The new race feature, which Formula E is calling "pit boost," is a 30-second pitstop, during which time the car receives a 600 kW fast charge—more than twice as much power as a Tesla Supercharger—that adds 10 percent (3.85 kWh) to the battery's state of charge. It's mandatory for every car in the race, but a team is only allowed to charge one of its two cars at a time and only within a specified window of time during the race.
Some people are probably going to be unimpressed with the length of the stops—while they're shorter than you might see at a prototype stop at Le Mans or Daytona, you also won't see mechanics running around changing tires. We're also talking an order of magnitude longer than a current Formula 1 pitstop, which will no doubt be used as ammunition by Formula E's detractors, just as the lap-time comparisons are.
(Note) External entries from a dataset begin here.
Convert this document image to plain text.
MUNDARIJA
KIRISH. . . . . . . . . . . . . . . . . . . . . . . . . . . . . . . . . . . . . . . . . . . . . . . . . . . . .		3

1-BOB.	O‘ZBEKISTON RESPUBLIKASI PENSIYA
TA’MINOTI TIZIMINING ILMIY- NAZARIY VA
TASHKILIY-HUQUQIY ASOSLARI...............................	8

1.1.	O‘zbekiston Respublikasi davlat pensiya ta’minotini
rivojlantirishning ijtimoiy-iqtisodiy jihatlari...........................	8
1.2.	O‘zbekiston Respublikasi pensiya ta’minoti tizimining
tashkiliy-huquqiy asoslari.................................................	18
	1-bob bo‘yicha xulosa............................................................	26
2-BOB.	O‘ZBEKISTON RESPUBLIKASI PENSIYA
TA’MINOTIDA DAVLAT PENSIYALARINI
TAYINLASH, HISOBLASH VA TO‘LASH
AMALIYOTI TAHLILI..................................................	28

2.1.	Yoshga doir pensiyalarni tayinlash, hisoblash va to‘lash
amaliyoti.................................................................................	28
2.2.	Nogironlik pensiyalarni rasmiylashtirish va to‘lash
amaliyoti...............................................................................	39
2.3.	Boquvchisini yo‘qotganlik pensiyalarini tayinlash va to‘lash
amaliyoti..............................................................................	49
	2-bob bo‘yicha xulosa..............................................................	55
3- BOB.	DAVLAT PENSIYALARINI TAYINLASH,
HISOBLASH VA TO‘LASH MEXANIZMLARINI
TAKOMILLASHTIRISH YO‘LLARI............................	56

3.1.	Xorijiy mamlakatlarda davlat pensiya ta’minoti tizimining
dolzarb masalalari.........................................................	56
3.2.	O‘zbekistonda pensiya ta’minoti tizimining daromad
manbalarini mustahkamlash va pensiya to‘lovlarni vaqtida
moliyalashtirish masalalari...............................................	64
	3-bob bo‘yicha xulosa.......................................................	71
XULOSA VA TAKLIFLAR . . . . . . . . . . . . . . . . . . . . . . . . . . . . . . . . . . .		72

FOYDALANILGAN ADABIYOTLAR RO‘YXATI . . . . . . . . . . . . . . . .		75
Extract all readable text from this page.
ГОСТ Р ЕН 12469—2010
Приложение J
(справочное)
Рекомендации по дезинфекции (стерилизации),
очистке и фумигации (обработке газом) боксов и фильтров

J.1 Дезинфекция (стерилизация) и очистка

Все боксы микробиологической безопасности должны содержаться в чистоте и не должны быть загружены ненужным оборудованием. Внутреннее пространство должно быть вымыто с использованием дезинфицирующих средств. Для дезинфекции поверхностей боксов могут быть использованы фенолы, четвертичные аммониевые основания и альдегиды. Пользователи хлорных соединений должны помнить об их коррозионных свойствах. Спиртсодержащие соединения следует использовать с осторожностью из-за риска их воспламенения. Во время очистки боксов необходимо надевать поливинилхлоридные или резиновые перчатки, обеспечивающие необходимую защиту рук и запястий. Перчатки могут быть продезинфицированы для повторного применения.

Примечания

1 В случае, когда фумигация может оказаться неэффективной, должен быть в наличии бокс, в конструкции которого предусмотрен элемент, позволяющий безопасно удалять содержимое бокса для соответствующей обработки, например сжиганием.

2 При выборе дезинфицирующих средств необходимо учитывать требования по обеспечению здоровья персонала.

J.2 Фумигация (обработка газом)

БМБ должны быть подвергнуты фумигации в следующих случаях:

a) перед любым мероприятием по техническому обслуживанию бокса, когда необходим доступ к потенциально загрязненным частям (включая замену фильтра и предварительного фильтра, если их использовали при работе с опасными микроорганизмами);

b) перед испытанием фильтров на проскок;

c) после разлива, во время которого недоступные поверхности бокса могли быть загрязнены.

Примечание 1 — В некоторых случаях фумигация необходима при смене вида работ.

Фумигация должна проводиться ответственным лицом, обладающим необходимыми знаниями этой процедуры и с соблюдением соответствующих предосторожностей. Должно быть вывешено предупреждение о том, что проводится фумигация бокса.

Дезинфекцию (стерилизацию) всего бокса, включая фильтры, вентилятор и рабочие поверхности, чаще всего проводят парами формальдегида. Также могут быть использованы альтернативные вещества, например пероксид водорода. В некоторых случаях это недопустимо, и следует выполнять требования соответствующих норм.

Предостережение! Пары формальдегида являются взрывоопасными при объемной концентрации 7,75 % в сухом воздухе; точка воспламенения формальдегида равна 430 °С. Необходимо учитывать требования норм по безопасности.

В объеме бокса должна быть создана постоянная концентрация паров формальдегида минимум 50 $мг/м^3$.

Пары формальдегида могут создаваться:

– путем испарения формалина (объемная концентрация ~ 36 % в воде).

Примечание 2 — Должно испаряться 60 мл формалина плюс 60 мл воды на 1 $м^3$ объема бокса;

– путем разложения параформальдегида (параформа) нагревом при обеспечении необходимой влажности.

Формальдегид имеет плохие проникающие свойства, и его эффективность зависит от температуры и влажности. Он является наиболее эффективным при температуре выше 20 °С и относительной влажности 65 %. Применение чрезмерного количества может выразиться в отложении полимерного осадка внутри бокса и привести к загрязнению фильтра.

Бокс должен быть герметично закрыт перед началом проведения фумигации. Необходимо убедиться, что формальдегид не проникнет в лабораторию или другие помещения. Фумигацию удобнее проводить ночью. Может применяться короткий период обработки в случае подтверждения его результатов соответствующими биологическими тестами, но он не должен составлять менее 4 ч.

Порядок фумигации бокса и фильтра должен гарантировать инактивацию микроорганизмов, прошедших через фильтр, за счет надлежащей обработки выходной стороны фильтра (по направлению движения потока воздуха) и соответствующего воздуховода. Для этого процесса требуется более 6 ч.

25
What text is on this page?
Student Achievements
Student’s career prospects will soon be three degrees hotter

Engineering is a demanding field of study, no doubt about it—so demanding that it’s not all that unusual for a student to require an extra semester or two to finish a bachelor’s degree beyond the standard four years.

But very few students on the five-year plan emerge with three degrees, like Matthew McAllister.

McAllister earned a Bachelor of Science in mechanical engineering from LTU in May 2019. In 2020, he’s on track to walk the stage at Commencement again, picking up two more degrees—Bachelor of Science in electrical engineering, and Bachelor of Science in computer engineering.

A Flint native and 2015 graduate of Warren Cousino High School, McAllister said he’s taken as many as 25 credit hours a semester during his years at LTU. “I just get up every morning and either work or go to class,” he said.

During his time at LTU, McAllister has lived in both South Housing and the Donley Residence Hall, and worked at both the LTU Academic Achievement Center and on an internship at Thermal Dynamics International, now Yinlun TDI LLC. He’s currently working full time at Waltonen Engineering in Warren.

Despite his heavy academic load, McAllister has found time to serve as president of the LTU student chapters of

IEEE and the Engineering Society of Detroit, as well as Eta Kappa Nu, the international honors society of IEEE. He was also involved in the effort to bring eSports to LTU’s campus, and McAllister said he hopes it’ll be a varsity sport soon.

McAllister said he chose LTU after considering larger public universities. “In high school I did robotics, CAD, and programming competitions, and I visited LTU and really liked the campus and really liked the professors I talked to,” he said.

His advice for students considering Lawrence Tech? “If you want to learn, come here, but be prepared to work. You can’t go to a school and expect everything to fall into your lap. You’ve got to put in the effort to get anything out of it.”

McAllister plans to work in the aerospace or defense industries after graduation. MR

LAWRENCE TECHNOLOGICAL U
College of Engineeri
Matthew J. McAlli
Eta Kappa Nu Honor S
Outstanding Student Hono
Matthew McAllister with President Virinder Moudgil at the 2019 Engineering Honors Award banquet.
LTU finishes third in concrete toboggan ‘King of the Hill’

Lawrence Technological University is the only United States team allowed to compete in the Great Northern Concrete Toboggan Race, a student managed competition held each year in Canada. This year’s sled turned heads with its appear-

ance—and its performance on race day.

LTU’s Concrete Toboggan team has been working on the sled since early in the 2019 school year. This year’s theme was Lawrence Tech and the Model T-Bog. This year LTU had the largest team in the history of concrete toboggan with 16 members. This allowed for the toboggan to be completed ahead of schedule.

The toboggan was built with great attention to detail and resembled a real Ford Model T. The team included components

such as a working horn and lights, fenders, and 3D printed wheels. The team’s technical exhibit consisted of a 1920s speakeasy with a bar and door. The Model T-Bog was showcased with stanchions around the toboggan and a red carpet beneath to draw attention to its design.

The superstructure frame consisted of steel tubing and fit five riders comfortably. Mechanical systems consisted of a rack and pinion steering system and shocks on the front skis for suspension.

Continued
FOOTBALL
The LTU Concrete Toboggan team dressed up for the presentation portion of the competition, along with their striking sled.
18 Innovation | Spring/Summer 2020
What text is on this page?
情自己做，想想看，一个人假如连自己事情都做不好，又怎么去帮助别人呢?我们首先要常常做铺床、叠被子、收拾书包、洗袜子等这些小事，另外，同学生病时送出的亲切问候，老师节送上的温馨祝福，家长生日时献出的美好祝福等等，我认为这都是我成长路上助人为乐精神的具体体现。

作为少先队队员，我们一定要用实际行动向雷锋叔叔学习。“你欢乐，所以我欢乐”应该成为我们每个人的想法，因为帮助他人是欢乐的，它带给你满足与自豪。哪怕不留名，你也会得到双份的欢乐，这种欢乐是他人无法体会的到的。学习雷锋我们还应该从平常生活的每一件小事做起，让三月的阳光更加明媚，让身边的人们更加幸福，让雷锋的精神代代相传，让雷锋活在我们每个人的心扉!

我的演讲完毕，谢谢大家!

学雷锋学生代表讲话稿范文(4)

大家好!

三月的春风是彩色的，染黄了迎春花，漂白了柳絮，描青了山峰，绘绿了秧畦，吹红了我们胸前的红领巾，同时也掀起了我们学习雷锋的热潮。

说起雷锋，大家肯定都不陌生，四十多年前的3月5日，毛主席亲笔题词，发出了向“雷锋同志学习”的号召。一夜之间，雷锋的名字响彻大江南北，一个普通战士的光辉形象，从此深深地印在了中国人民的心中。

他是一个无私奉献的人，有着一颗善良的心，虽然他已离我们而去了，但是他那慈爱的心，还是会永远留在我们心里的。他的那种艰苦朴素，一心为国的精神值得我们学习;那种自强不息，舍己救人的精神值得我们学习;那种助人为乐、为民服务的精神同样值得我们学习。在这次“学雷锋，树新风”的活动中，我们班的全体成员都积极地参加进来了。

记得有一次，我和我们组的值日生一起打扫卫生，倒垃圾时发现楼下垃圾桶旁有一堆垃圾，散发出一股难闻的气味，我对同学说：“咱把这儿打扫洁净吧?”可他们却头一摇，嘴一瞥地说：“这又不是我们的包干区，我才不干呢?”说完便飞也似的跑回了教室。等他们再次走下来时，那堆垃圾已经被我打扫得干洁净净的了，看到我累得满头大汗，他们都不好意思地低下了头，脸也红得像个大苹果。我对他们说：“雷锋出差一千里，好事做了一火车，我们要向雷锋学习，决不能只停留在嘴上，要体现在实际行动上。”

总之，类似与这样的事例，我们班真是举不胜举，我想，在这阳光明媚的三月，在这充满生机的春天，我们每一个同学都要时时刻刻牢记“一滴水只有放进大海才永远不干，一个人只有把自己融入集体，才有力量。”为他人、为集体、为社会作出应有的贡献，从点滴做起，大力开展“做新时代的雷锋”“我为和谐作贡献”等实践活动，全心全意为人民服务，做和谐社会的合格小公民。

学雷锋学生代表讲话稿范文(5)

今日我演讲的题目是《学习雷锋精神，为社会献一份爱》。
But the laws of physics are what they are. You can only safely put so much energy into a battery in a given time. Any recharge of a significant percent of the battery's state of charge would take several minutes, and that's really not conducive to an entertaining sprint race. (And it's not like the TV director would spend the entire time focusing on a car in the pits instead of all the other cars racing.)
Trying new stuff
Pit boost joins attack mode in the Formula E box of tricks. The sport has never been afraid to try new things as a way to entertain the fans, and although not every experiment has been a raging success, others cannot be written off as failures.